It’s been a lovely trip. We hiked in the Austrian Alps, swam in the Baltic sea, and enjoyed the joyful chaos of Fête de la Musique in Berlin.
Despite these beguiling adventures, I remain puzzled. You seem to have given a full monopoly of clear outdoor air to the smokers. Cigarettes still rule your world. For someone under the age of 60 to have fun outdoors, secondhand-smoke comes as the main course.
Even in Iceland’s lovely airport, there was an outdoor smoking quarters. Whither, I ask, is the nonsmoking section, where one can drink in the crisp Icelandic air sans smoke? While I’m stuck with a four-hour layover, I would love to enjoy the fresh air you have to offer, even if I don’t leave Keflavik International Airport. It would be so simple, so forward-thinking, to have a nonsmoking outdoor area, to just enjoy the air. Let’s get on that one.
I keep on hoping that with the 2014 EU Directive on Tobacco, that Europe will decide that incentivizing addiction just weakens the character of its peoples. But here, three years later, there’s no improvement, from my subjective experience. In Switzerland, the smoking epidemic seemed even worse.
While EuroMonitor 2015 says that smoking in Switzerland is decreasing, to 25% (1 out of 4 inhabitants), in transit zones such as train stations, aire libre cafés, and popular outdoor haunts, it feels higher. The Swiss government’s acceptance of smoking by providing smoking spots everywhere is indicative of not really understanding the nature of the beast. They might as well provide regular places to do other drugs too, as at least those other drugs may not harm others the way that smoke does.

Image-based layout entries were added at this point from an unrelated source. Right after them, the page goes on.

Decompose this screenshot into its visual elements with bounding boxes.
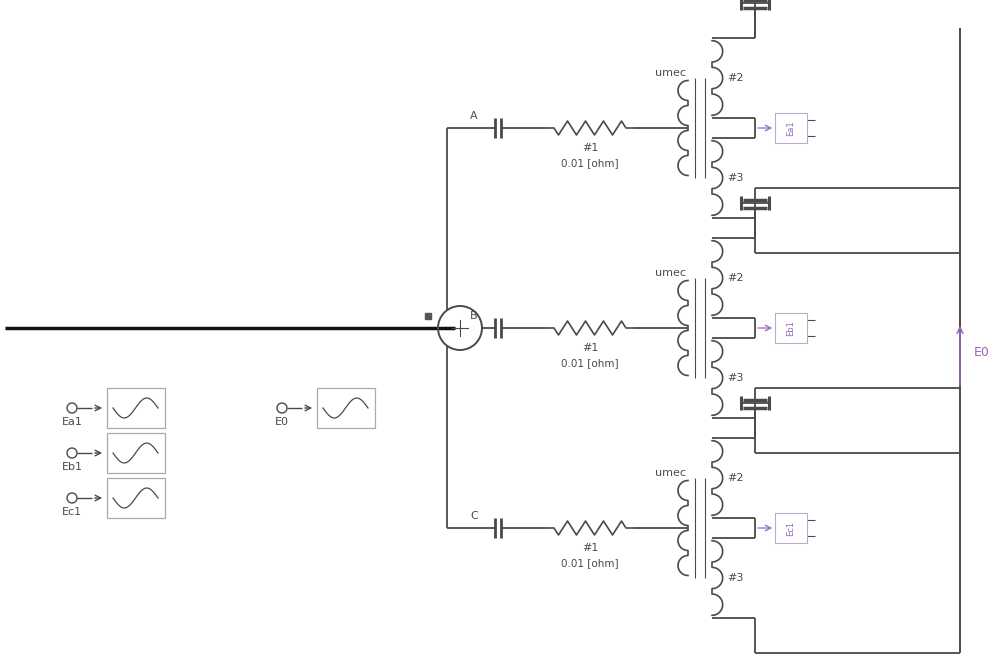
Bar — [775, 513, 807, 543]
Bar — [107, 433, 165, 473]
Bar — [317, 388, 375, 428]
Text: 0.01 [ohm]: 0.01 [ohm] — [561, 558, 619, 568]
Text: Eb1: Eb1 — [62, 462, 82, 472]
Text: #3: #3 — [727, 373, 743, 383]
Text: #1: #1 — [582, 543, 598, 553]
Text: 0.01 [ohm]: 0.01 [ohm] — [561, 158, 619, 168]
Text: #3: #3 — [727, 573, 743, 583]
Text: 0.01 [ohm]: 0.01 [ohm] — [561, 358, 619, 368]
Bar — [107, 388, 165, 428]
Bar — [107, 478, 165, 518]
Text: Ea1: Ea1 — [786, 120, 796, 136]
Text: E0: E0 — [275, 417, 289, 427]
Text: E0: E0 — [974, 346, 990, 359]
Text: B: B — [470, 311, 478, 321]
Text: #2: #2 — [727, 273, 743, 283]
Text: Ec1: Ec1 — [786, 520, 796, 535]
Text: #3: #3 — [727, 173, 743, 183]
Text: umec: umec — [654, 68, 686, 78]
Text: umec: umec — [654, 468, 686, 478]
Text: Ec1: Ec1 — [62, 507, 82, 517]
Text: #1: #1 — [582, 143, 598, 153]
Text: C: C — [470, 511, 478, 521]
Text: #2: #2 — [727, 473, 743, 483]
Text: umec: umec — [654, 268, 686, 278]
Text: #1: #1 — [582, 343, 598, 353]
Bar — [775, 313, 807, 343]
Text: #2: #2 — [727, 73, 743, 83]
Text: Eb1: Eb1 — [786, 320, 796, 336]
Text: A: A — [470, 111, 478, 121]
Text: Ea1: Ea1 — [62, 417, 82, 427]
Bar — [775, 113, 807, 143]
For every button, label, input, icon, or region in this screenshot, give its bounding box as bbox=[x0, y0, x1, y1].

Of course, the butt of the joke for an American is that Europeans often chide me for the US ethos of individual freedom and our deleterious trigger-happy gun rights, yet many Europeans regularly dismiss smoking as harmless to self and other. They simply are undereducated. The governments of Europe still allow billboards and advertising, and tobacco imagery is rampant. Prohibiting such bald entrees shoving their addictive cancer-causing products into everyday culture, combined with a strong denormalization campaign stigmatizing smoking could be a powerful countermeasure to produce major social and behavioral change.